Importers who use USMCA have been hoping for a technical fix bill so that merchandise processing fees can be refunded when post-entry claims are made, but the prospects of getting the bill done in the first six months of the treaty seem to be fading. “I haven’t had any discussions with [Oregon Democrat Sen. Ron] Wyden on this subject,” Senate Finance Committee Chairman Sen. Chuck Grassley, R-Iowa, said of the committee's ranking member.

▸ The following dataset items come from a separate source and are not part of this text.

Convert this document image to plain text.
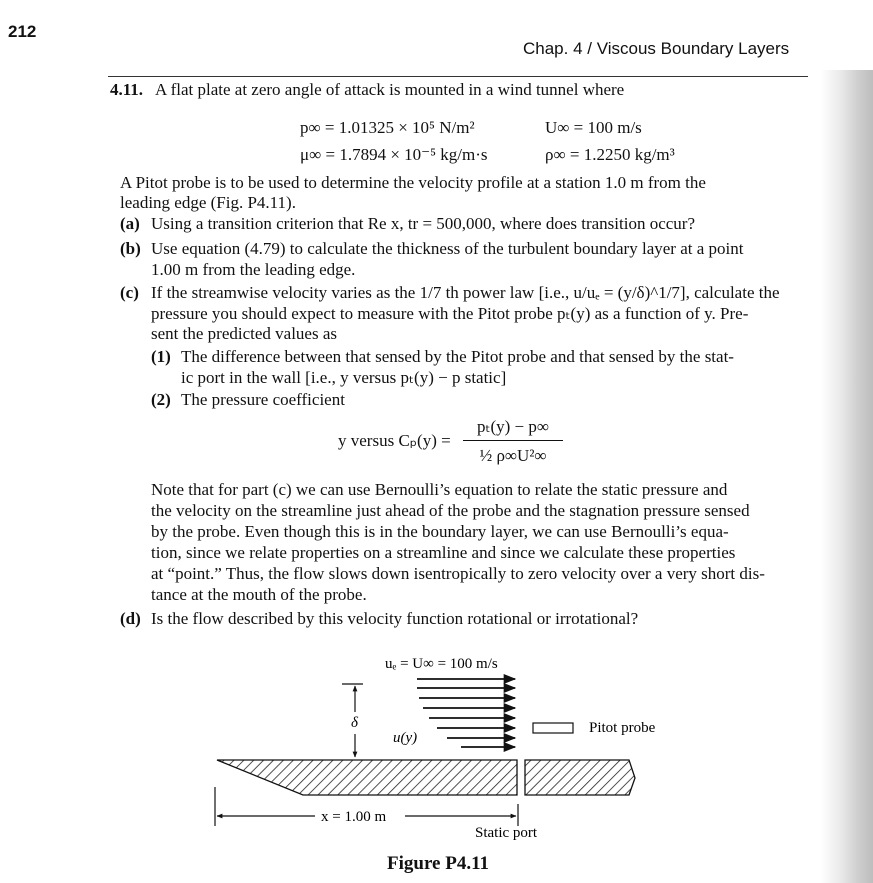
212
Chap. 4 / Viscous Boundary Layers
4.11. A flat plate at zero angle of attack is mounted in a wind tunnel where
p∞ = 1.01325 × 10⁵ N/m²	U∞ = 100 m/s
μ∞ = 1.7894 × 10⁻⁵ kg/m·s	ρ∞ = 1.2250 kg/m³
A Pitot probe is to be used to determine the velocity profile at a station 1.0 m from the
leading edge (Fig. P4.11).
(a) Using a transition criterion that Re x, tr = 500,000, where does transition occur?
(b) Use equation (4.79) to calculate the thickness of the turbulent boundary layer at a point
1.00 m from the leading edge.
(c) If the streamwise velocity varies as the 1/7 th power law [i.e., u/uₑ = (y/δ)^1/7], calculate the
pressure you should expect to measure with the Pitot probe pₜ(y) as a function of y. Pre-
sent the predicted values as
(1) The difference between that sensed by the Pitot probe and that sensed by the stat-
ic port in the wall [i.e., y versus pₜ(y) − p static]
(2) The pressure coefficient
y versus Cₚ(y) =
pₜ(y) − p∞
½ ρ∞U²∞
Note that for part (c) we can use Bernoulli’s equation to relate the static pressure and
the velocity on the streamline just ahead of the probe and the stagnation pressure sensed
by the probe. Even though this is in the boundary layer, we can use Bernoulli’s equa-
tion, since we relate properties on a streamline and since we calculate these properties
at “point.” Thus, the flow slows down isentropically to zero velocity over a very short dis-
tance at the mouth of the probe.
(d) Is the flow described by this velocity function rotational or irrotational?
δ
uₑ = U∞ = 100 m/s
u(y)
Pitot probe
x = 1.00 m
Static port
Figure P4.11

He also said he doesn't know if there continues to be opposition to unanimous consent to the technical fixes.
Lawmakers from both parties are asking the Commerce Department and CBP to investigate transshipment and other forms of evasion of antidumping and countervailing duty orders against Chinese-made cabinets. “Time is of the essence so we are urging Commerce and CBP to swiftly investigate and take necessary action to address China's illegal trade practices and protect American manufacturing,” Sen. Joe Manchin, D-W.Va., said in a press release announcing an Oct. 27 letter. Manchin, along with Sen. Mike Rounds, R-S.D.; Rep. Abigail Spanberger, D-Va.; and Rep. Jackie Walorski, R-Ind., led the letter that was signed by 31 other members of Congress. The Kitchen Cabinet Manufacturers Association, which put out the release, thanked the members for their support, and said it will ensure that the agencies take swift actin to end circumvention.
Ohio's two U.S. senators told the International Trade Commission that Whirlpool and other U.S. washing machine producers need an extension of safeguard tariffs on imports “for the industry to continue to invest in its people, plants, and products.” As Whirlpool said in August, when it requested an extension through Feb. 7, 2024, (see 2008110051), the senators asked that the tariff rate quota be relaxed “only very modestly over the course of the extension.”
CBP is working on a response to the proposal that goods under withhold release orders could be held in foreign-trade zones before the final determination on its status, attendees at the National Association of Foreign-Trade Zones virtual conference learned Oct. 27. But Jim Swanson, CBP director-cargo and conveyance security and controls, said “there are issues with that” idea, or else it probably would have been done already.
Five Republican House members told Commerce Secretary Wilbur Ross in an Oct. 23 letter that the importation of electrical transformers and transformer cores is not a national security issue, and that the increase in imports of the goods from Canada and Mexico is a logical consequence of putting 25% tariffs on the steel used to make these goods. The letter, led by Rep. Denver Riggleman, R-Va., said that adding Section 232 tariffs could put 15,000 transformer industry jobs at risk. Riggleman was defeated in his primary. Reps. Benjamin Cline and Morgan Griffith, both of Virginia; Dan Bishop of North Carolina; and Bruce Westerman of Arkansas also signed.
FBB Federal Relations partner Ray Bucheger told members of the Pacific Coast Council of Customs Brokers and Freight Forwarders Associations that while the message on the Hill is discouraging on extending current Section 301 exclusions, his firm is working on legislation for the companies that received exclusions too late to get refunds for the tariffs paid.